Several acoustic features, particularly the jitter and shimmer variants, exhibited strong positive inter-correlations, indicating the presence of multicollinearity, where multiple predictors convey overlapping information. Accounting for multicollinearity is critical to ensure stable and interpretable model estimates. To address this, PCA was applied as part of a subject-wise pipeline, in which the dataset was first split into training and testing sets at the subject level to prevent information leakage across repeated measures, as shown in Table 8. PCA was then fitted exclusively on the training set and subsequently used to transform both training and testing data. This ensured that the dimensionality reduction process reflected only information available in the training data, thereby preserving the integrity of model evaluation.

Table 8.

Shape of training and testing sets.

Shape of training set
Training features	(4640, 18)
Shape of testing set
Test features	(1235, 18)

Several acoustic features, particularly the jitter and shimmer variants, exhibited strong positive inter-correlations, indicating the presence of multicollinearity, where multiple predictors convey overlapping information. Accounting for multicollinearity is critical to ensure stable and interpretable model estimates. To address this, PCA was applied to the dysphonia features. The cumulative explained variance plot indicates that nine principal components were sufficient to retain over 98% of the variance (marked by the red dotted line), as shown in Figure 11, showing that the original feature space was effectively compressed without substantial information loss.

Figure 11.

Explained variance of nine principal component analysis (PCA) components.
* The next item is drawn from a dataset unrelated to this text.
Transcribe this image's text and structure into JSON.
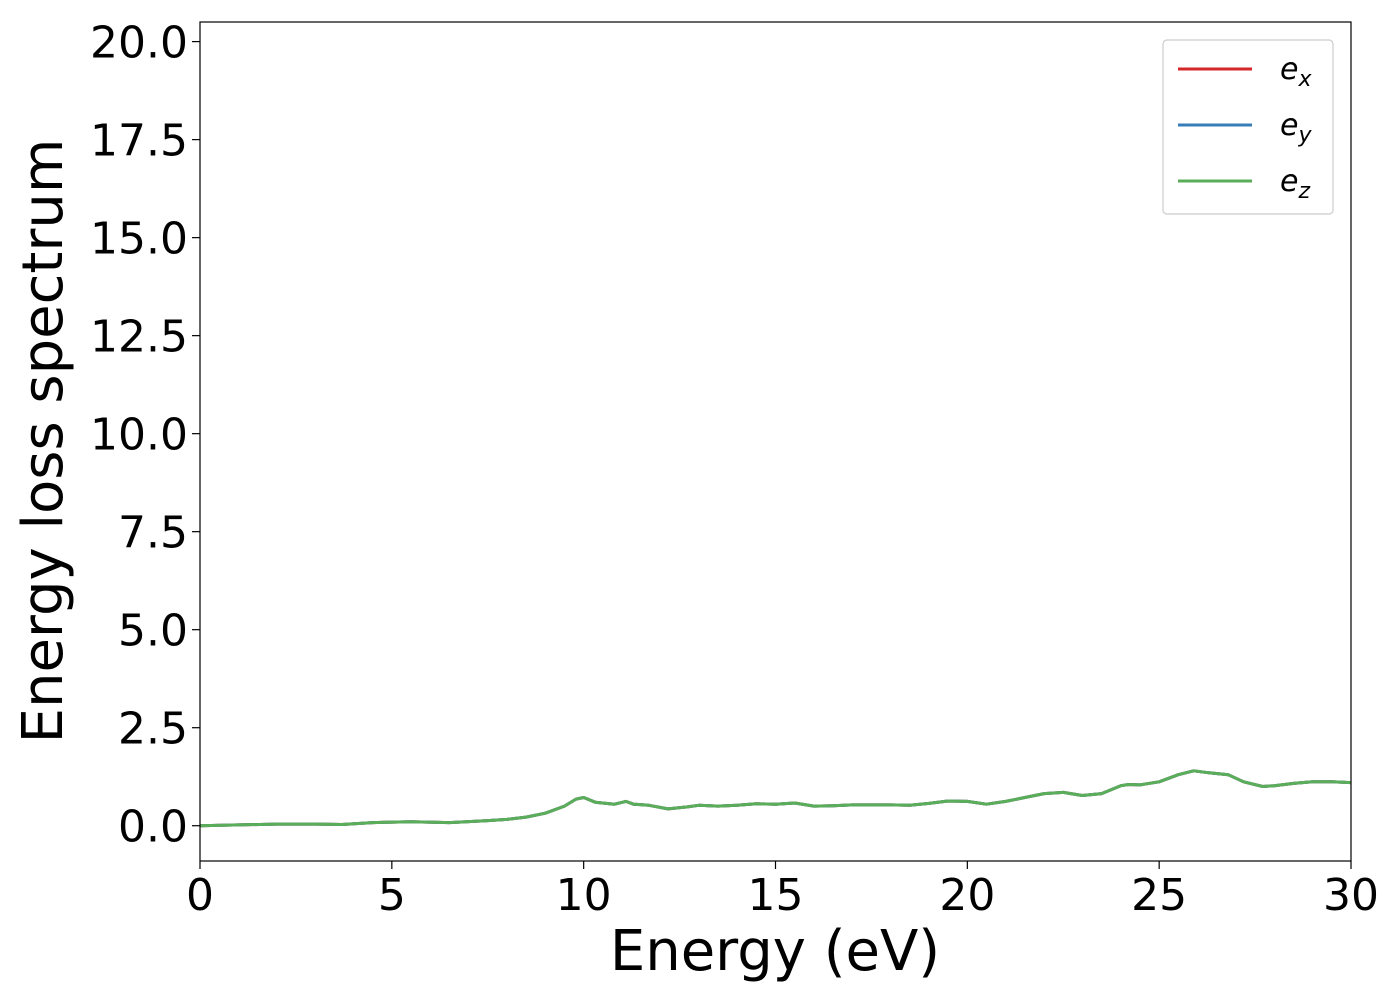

This approach reduced feature redundancy, eliminated multicollinearity, and produced an orthogonal set of components for subsequent predictive modelling, while preserving nearly all the original information. Component loadings were examined to understand which original features contributed most to each principal component, facilitating interpretation despite the dimensionality reduction, as shown in Table 9.

Table 9.

Top features per PC.

Top 3 contributing features per component
PC1	[Shimmer (dB), Shimmer, Shimmer: A
PC2	[Jitter: DDP, Jitter: RAP, Jitter (Abs)]
PC3	[sex, DFA, RPDE]
PC4	[age, DFA, sex]
PC5	[sex, age, DFA]
PC6	[RPDE, DFA, age]
PC7	[PPE, RPDE, DFA]
PC8	[NHR, Shimmer: A, Shimmer: DDA]
PC9	[HNR, PPE, Shimmer: A
dtype: object

PC: principal component; DDP: difference of differences of periods; RAP: relative average perturbation; DFA: detrended fluctuation analysis; RPDE: recurrence period density entropy; PPE: pitch period entropy; NHR: noise-to-harmonics ratio; DDA: direct difference of amplitudes; HNR: harmonics-to-noise ratio.

Analysis of the component loadings in Table 9 indicates that shimmer (and its variants), jitter (and its variants), and nonlinear vocal dynamics like DFA form the most influential latent dimensions of dysphonia across principal components. Their repeated prominence highlights their relevance as robust biomarkers of hypokinetic dysarthria.

Following PCA, a diverse set of robust and advanced regression models was employed to predict PD early from the principal components. This included robust linear approaches (Huber, RANSAC, Quantile, and Elastic Net), ensemble and tree-based methods (random forest, gradient boosting, XGBoost, LightGBM, and CatBoost), kernel-based support vector regression, and probabilistic frameworks (Bayesian ridge and Gaussian process regression), ensuring resilience to skewness, outliers, multicollinearity, and nonlinear relationships observed in the data.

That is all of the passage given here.